8. Venedik’te Ölüm Etkisi

Seksenlik arkadaşım karşı cinse ilgisini kaybettiğini öne sürerken samimi davranmamıştı. Çıktığımız öğle yemeği boyunca garson kızı kesip durmuştu. Çünkü gençliğin nadiren takdir ettiği kendi güzelliği, yaşlananları hayrete düşürür, büyüler. Rilke, “güzellik hâlâ zor bela dayanabildiğimiz dehşetin başlangıcıdır” demişti. Bu dehşet geçen yıllarla şiddetlenmekle kalmaz, her genç göze güzel ve dehşet verici görünmeye başlar. Çünkü genç bedende tüm ihtişamıyla parlayan yaşam, gören yaşlılar için bir yok oluş, bir tükeniş vaadi demektir. Ve buna rağmen dönüp bakma dürtüsü inanılmaz güçlüdür.

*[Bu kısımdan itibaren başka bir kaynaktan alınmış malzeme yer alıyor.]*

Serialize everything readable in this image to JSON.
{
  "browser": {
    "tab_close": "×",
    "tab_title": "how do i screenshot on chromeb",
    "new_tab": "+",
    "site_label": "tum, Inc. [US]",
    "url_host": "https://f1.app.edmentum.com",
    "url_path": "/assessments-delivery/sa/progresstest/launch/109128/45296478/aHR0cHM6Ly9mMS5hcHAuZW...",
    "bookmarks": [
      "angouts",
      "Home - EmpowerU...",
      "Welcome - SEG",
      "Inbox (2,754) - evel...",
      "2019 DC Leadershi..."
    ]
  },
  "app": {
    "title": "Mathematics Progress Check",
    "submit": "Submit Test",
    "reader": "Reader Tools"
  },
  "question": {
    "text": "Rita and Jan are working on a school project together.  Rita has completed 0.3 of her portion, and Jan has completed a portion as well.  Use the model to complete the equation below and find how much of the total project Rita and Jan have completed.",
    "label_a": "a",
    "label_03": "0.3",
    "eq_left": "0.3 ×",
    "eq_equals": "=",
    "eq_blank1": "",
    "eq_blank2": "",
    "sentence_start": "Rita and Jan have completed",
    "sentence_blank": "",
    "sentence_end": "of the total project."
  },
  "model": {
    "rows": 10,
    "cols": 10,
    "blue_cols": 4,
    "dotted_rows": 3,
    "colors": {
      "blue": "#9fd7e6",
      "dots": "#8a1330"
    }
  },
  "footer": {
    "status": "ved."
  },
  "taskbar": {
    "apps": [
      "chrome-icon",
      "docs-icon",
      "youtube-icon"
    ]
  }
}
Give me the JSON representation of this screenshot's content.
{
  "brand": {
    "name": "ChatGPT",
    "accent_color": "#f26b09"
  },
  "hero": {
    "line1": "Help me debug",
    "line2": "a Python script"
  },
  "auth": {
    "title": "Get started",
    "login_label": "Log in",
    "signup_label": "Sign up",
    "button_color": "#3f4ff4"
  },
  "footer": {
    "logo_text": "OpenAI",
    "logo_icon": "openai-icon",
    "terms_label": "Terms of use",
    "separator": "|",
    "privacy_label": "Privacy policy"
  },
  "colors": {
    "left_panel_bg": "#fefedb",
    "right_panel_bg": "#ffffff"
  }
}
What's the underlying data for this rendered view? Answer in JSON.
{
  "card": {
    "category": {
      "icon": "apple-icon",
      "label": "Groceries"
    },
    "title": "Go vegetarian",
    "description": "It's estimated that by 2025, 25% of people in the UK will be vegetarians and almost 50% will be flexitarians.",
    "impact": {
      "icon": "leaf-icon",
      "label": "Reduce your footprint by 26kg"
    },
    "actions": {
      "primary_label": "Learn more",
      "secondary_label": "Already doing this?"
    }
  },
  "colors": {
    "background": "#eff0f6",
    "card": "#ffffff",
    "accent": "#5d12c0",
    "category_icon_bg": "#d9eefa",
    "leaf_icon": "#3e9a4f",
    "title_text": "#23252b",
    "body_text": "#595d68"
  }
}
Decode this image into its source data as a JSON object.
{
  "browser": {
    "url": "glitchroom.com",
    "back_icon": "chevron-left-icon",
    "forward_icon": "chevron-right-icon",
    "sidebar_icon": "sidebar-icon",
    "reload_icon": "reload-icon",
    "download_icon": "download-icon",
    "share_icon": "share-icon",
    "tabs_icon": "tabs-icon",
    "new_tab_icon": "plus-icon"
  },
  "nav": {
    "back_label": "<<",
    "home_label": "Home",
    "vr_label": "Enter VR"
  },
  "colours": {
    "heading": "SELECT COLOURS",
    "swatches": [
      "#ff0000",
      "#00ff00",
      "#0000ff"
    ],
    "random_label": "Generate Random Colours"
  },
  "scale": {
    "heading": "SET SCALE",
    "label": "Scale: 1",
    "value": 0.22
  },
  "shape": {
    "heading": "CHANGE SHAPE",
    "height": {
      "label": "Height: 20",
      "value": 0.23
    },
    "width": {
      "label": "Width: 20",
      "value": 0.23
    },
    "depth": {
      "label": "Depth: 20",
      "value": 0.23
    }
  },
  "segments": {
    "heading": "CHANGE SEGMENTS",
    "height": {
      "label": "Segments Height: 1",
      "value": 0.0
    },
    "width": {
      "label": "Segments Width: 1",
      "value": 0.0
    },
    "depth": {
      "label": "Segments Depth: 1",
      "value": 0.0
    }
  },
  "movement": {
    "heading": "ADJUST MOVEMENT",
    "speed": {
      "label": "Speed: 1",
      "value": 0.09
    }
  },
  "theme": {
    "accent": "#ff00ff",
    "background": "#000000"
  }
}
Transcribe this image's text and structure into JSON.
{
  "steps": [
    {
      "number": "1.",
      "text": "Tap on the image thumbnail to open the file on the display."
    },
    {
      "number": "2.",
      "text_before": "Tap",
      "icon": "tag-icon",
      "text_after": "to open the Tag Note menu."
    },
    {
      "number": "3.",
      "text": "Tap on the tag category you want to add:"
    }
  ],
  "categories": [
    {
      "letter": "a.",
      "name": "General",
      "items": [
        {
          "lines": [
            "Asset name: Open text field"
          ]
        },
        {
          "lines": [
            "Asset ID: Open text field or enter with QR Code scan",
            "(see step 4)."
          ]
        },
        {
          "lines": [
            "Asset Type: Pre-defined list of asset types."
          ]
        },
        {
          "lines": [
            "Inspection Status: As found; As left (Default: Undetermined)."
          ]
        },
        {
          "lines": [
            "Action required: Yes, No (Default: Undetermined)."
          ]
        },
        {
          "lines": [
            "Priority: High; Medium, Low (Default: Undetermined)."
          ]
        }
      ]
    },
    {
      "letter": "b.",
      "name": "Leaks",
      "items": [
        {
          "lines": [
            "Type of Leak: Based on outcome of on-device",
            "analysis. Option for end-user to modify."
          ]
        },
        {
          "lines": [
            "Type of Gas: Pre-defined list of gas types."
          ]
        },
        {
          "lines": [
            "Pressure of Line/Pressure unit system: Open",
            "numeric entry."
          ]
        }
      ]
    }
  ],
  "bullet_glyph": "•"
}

Güzellik, tavşanı yolun ortasında donup bırakan otomobil farları, geçkin kabuğu kurutan parlak güneştir. Çevirin bitkin gözlerinizi başka yere… Başka yere bakın.

Başka bir gün, müşterileri arasında film yıldızları, televizyon sunucuları ve şöhretlere hizmet sunan aşçılar bulunan bir dişçiyle yemek yemiştim. Muazzam başarılara ulaşıp pahalı banliyö semtindeki havuzlu villaya taşınmadan önceki döneminde, anaokulundan arkadaş olan eş ve çocuklarımız sayesinde tanışmıştık. Diğer konuklar arasında zengin komşuları ve eşleri –kırk ve ellilerini süren, sürekli, içten ve görmüş geçirmiş kahkahalar atan, çekici hanımlar– vardı. Tazelik ve umutla dolu, hoş bir Nisan günüydü. Şampanya şişeleri kutu kolalar misali sık ve gelişigüzel açılıyordu. Gatsby’nin efsanevi partilerinden birindeyim sanki. Hayatımda sınırsız şampanya mefhumunu hiç görmemiştim.

Derken hanımlar yüzmeye karar verdiler. Dur durak bilmeden seksi ama gülünç ölçüde ince, gencecik manken imgelerinin bombardımanına tutuluyorduk; haliyle olgun kadınların muazzam dolgunluktaki kalça ve bacakları nadir izlenebilen ihtişamlı manzaralardandı. Ama hanımlar kabinlerden çıktığı anda evsahibimiz dişçi beyefendi bir şezlongu kaptığı gibi önüme yerleşip manzaramı kapayıverdi.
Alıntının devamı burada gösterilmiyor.